La chambre régionale des comptes pointe le succès et les fragilités de l’Orchestre national de Lille

La chambre régionale des comptes a étudié la gestion de l’Orchestre national de Lille entre 2010 à 2015. Si la juridiction souligne un chiffre d’affaire en hausse, elle s’inquiète de la « dépendance aux fonds publics » de l’ensemble.

La chambre régionale des comptes pointe le succès et les fragilités de l’Orchestre national de Lille
L'Orchestre national de Lille et Alexandre Bloch, © Maxppp / Pierre Le Masson

Quelques mois seulement après l’arrivée d’Alexandre Bloch à la tête de l’Orchestre national de Lille, la chambre régionale des comptes dévoile un rapport sur la gestion de l’ensemble, entre 2010 et 2015. Le journal La Voix du Nord résume ce bilan en trois points : les bonnes notes, les fragilités et les recommandations.

On découvre qu’en 5 ans, la fréquentation des concerts de l’ONL a augmenté de 12%, les recettes de billetterie de 36%, que la part des abonnements a progressé de 40% et que le chiffre d’affaire a connu une croissance de 10%. Sur cette période, les chiffres de la compatibilité de l’orchestre sont donc positifs et la Chambre souligne un « bon fonctionnement » des instances rapporte le journal.

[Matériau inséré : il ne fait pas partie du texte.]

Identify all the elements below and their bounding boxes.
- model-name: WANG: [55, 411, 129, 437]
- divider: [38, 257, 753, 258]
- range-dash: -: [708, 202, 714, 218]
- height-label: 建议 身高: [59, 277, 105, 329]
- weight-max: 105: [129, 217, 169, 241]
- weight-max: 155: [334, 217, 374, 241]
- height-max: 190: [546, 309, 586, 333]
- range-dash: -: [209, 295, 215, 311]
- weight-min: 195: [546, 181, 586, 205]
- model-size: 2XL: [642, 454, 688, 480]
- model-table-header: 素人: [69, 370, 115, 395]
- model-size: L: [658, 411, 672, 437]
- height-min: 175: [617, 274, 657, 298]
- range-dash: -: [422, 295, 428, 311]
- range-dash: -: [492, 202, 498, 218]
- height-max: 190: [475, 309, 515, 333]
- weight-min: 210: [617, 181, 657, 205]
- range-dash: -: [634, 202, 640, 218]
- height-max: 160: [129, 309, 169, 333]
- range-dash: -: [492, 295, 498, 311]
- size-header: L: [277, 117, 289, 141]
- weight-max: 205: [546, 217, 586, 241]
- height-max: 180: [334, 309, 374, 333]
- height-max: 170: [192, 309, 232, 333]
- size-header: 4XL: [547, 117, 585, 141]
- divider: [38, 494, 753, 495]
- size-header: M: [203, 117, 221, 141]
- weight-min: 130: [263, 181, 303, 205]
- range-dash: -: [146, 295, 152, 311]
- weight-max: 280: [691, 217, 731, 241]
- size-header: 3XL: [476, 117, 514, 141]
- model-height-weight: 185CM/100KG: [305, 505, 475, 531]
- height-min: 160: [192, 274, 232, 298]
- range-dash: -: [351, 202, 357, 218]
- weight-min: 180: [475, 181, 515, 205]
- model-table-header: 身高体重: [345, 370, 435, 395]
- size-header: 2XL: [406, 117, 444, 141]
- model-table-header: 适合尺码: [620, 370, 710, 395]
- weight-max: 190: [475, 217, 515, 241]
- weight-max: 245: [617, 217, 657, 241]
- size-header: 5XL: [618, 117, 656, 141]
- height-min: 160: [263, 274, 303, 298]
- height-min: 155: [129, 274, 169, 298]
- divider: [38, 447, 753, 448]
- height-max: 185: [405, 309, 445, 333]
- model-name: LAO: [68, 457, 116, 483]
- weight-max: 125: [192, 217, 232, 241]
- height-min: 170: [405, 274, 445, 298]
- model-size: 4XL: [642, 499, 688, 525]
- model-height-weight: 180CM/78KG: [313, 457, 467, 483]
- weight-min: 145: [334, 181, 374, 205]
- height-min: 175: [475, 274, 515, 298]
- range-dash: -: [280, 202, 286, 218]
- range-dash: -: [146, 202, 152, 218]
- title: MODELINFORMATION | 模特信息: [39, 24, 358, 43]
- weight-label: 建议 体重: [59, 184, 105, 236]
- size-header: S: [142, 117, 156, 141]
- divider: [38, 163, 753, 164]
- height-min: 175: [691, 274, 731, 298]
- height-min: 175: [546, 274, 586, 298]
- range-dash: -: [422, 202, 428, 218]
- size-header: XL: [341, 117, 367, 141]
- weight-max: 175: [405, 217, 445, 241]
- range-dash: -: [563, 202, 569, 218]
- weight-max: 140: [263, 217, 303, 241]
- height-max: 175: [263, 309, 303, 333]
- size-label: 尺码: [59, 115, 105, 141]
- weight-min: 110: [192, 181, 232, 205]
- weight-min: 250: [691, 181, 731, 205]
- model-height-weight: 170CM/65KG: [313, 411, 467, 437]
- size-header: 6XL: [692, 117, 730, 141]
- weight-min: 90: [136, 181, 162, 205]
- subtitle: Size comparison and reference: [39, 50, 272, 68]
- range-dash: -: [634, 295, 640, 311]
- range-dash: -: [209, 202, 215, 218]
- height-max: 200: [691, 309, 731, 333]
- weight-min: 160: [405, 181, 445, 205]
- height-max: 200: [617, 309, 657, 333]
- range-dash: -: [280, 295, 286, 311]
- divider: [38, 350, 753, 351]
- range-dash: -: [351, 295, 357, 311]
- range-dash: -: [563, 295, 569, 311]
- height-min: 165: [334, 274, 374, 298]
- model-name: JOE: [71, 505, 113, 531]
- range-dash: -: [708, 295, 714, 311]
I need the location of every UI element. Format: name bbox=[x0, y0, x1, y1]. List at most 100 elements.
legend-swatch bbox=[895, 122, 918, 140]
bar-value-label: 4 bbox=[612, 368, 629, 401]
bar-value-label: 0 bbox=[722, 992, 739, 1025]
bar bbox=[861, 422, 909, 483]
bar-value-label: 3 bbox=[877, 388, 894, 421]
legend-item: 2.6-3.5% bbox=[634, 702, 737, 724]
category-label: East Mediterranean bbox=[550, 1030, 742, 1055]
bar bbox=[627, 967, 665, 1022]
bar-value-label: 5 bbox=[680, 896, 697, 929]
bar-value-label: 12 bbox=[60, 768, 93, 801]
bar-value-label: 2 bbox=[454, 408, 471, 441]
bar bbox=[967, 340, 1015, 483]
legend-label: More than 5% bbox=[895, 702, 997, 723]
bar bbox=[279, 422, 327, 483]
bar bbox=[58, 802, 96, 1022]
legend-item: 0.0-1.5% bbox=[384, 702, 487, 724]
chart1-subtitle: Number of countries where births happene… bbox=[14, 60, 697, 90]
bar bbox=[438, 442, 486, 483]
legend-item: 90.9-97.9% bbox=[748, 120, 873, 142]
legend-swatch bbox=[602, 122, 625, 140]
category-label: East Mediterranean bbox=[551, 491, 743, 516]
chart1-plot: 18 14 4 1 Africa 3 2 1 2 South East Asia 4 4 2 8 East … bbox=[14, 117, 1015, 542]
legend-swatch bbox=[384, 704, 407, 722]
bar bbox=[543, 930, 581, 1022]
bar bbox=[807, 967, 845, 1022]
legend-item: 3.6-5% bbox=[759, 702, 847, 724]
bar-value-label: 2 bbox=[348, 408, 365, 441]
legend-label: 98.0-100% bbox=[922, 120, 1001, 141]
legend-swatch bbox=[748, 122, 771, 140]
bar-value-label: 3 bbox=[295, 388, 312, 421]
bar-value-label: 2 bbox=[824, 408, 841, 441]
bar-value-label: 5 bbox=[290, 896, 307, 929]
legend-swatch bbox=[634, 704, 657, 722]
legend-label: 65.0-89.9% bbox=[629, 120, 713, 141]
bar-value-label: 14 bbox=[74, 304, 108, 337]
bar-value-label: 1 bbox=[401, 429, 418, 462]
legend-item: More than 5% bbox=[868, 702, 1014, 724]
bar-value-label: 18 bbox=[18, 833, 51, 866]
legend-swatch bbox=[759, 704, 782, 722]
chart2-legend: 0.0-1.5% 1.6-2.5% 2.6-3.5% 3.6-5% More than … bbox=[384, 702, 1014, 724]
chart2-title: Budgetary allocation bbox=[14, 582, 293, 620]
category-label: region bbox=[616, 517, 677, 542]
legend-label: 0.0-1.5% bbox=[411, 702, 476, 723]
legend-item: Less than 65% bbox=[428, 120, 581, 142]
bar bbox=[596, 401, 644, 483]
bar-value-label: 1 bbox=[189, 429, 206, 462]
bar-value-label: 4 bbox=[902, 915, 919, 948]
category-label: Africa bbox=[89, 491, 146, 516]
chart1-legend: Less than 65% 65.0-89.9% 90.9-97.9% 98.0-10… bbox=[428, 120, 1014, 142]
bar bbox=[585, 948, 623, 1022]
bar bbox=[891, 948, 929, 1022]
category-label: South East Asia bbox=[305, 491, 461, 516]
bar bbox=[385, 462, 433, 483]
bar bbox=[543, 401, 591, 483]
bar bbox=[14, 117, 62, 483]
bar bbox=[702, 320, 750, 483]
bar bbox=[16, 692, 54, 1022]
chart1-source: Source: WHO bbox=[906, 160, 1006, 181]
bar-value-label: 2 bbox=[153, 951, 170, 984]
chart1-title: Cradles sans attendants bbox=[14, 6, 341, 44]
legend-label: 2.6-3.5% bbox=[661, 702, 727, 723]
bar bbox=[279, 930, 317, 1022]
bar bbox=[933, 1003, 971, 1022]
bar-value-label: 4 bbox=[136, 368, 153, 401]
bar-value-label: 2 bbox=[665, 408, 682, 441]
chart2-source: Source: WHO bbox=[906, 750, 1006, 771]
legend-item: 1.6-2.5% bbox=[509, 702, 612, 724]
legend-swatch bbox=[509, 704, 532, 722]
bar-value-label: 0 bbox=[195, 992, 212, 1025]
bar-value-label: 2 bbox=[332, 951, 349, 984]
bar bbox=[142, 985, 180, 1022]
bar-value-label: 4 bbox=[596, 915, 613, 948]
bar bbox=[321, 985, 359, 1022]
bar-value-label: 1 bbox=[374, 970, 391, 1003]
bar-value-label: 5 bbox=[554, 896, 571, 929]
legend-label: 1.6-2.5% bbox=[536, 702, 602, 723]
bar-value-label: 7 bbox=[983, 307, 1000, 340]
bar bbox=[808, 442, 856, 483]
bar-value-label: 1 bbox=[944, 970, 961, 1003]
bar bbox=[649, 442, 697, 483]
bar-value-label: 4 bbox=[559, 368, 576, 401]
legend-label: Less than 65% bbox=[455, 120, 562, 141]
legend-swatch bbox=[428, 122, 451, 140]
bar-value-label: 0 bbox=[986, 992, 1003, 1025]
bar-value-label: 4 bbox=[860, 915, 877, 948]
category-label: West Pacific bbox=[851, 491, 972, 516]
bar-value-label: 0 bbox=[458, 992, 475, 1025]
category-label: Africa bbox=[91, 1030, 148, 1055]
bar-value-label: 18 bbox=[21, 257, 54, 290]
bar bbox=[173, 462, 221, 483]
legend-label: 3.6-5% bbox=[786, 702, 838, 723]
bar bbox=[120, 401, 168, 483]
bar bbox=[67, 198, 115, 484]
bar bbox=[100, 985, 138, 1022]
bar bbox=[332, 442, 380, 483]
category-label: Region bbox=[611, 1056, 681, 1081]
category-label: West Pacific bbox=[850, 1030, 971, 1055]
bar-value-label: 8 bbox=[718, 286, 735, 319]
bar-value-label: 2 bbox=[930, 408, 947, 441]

En ce qui concerne « les fragilités », La Voix du Nord explique que l’orchestre « affiche un déficit structurel d’exploitation compris entre 200 000 et 400 000 € par an ». Si les recettes du mécénat ont rencontré une hausse de 28%, les ressources propres restent trop faibles et « l’association est très dépendante des fonds publics », ce qui rend l’orchestre « vulnérable aux turbulences politiques ». Les subventions représentent 9,7 millions d'euros, et représentent 85% des ressources de l'ensemble. La Région apporte 5,2 millions d’euros, l’Etat 2,45 millions d’euros, et la ville de Lille 0,8 millions d’euros. Ce soutien massif de la région est caractérisé d’ « atypique » par la Chambre.

Enfin, la juridiction invite l’ensemble à mieux maîtriser les dépenses de personnel, et à surveiller l’absentéisme qui a « doublé en six ans en raison d’arrêts longue maladie », ce qui entraîne des charges supplémentaires. Les départs à la retraite, et surtout les primes qui les accompagnent, seront à surveiller car, en raison du vieillissement des musiciens, cela va « peser sur les comptes dans les années à venir ». En revanche, la rémunération du directeur musicale, qui représente entre 300 000 et 430 000 € est « en deçà de la moyenne des rémunérations perçues par les chefs d’orchestre de réputation internationale ».